近藤の本棚
容疑者Xの献身

容疑者Xの献身

東野 圭吾 文藝春秋 2008年8月1日

感想

数学とミステリーの融合という設定に惹かれて手に取った一冊でしたが、期待以上の完成度に驚きました。 石神という主人公の造形が秀逸です。天才的な頭脳を持ちながら、社会的には報われていない日々を送る彼が、隣人への想いをきっかけに完全犯罪を企てるという設定は、理系の人間として彼の心理が妙にリアルに感じられました。エンジニアとして仕事をしていると、どれだけ優秀でも評価されないことの悔しさや孤独感は身に沁みて理解できるのです。 一方、湯川学との対比も巧妙です。
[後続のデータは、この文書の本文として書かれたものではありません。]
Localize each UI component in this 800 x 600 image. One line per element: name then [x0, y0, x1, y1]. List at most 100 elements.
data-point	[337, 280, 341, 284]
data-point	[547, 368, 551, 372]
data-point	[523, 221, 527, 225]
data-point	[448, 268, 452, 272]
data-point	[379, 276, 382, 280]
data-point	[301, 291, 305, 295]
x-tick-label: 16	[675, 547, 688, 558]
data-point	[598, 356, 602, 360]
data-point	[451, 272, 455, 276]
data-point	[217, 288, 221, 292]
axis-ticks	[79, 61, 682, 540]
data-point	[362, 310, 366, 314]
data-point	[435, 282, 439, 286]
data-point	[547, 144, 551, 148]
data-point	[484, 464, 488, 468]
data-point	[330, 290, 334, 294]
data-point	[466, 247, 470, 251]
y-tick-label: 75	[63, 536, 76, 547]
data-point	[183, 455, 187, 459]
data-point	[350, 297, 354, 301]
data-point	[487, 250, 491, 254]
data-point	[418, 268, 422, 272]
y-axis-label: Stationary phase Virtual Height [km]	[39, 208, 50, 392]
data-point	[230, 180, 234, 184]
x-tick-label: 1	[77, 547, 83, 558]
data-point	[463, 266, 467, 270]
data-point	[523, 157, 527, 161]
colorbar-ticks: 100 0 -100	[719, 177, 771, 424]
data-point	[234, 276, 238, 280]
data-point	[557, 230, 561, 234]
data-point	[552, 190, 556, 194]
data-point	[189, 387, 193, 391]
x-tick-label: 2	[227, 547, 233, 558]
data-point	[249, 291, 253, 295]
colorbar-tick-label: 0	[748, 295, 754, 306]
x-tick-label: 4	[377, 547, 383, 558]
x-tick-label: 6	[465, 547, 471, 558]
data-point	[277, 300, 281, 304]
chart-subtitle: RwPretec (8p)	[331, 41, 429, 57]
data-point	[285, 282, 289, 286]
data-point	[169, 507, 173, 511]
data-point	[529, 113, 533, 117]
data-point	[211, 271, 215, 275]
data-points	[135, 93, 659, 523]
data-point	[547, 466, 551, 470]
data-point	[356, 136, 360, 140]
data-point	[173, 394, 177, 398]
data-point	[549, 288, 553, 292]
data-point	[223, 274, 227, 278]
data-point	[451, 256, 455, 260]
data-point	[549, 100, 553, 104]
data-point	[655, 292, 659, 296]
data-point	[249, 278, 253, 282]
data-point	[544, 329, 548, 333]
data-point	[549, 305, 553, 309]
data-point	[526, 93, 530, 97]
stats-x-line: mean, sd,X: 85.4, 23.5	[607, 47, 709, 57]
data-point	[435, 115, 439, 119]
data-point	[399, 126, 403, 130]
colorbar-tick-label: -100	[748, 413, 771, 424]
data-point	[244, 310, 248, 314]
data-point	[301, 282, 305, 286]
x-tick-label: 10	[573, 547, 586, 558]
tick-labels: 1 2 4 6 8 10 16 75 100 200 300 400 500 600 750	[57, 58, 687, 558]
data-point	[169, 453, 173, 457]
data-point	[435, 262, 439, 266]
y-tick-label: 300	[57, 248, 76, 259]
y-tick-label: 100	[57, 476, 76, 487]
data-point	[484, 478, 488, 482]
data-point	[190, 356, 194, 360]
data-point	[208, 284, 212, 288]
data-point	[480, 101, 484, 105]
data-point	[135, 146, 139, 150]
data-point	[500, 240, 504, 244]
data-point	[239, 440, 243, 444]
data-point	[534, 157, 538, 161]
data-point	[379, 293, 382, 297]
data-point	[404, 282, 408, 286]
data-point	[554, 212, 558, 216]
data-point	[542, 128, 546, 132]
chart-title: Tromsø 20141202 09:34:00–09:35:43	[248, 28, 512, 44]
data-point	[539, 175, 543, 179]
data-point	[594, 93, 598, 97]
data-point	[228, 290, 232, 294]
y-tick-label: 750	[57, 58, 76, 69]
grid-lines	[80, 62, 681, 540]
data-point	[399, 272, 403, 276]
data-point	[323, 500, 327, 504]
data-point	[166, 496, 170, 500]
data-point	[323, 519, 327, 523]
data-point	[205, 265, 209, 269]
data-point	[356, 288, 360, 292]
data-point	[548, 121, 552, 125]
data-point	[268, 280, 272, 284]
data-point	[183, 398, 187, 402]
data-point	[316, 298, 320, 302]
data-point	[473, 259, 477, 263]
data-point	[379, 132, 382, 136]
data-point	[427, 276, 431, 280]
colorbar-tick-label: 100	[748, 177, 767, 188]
同じ天才でありながら、まったく異なる人生を歩んだ二人の葛藤が、物語を緊迫感のあるものにしています。事件の真犯人が誰かという推理要素だけでなく、それを解く側の動機や感情まで丁寧に描かれているところが、単なるミステリーの枠を超えた魅力になっていると感じました。 論理的な整合性と人間的な感情のバランスが絶妙で、徹夜してでも続きが気になる引き込まれ方。直木賞受賞も納得です。ガリレオシリーズを初めて読みましたが、これから他の作品も読みたくなりました。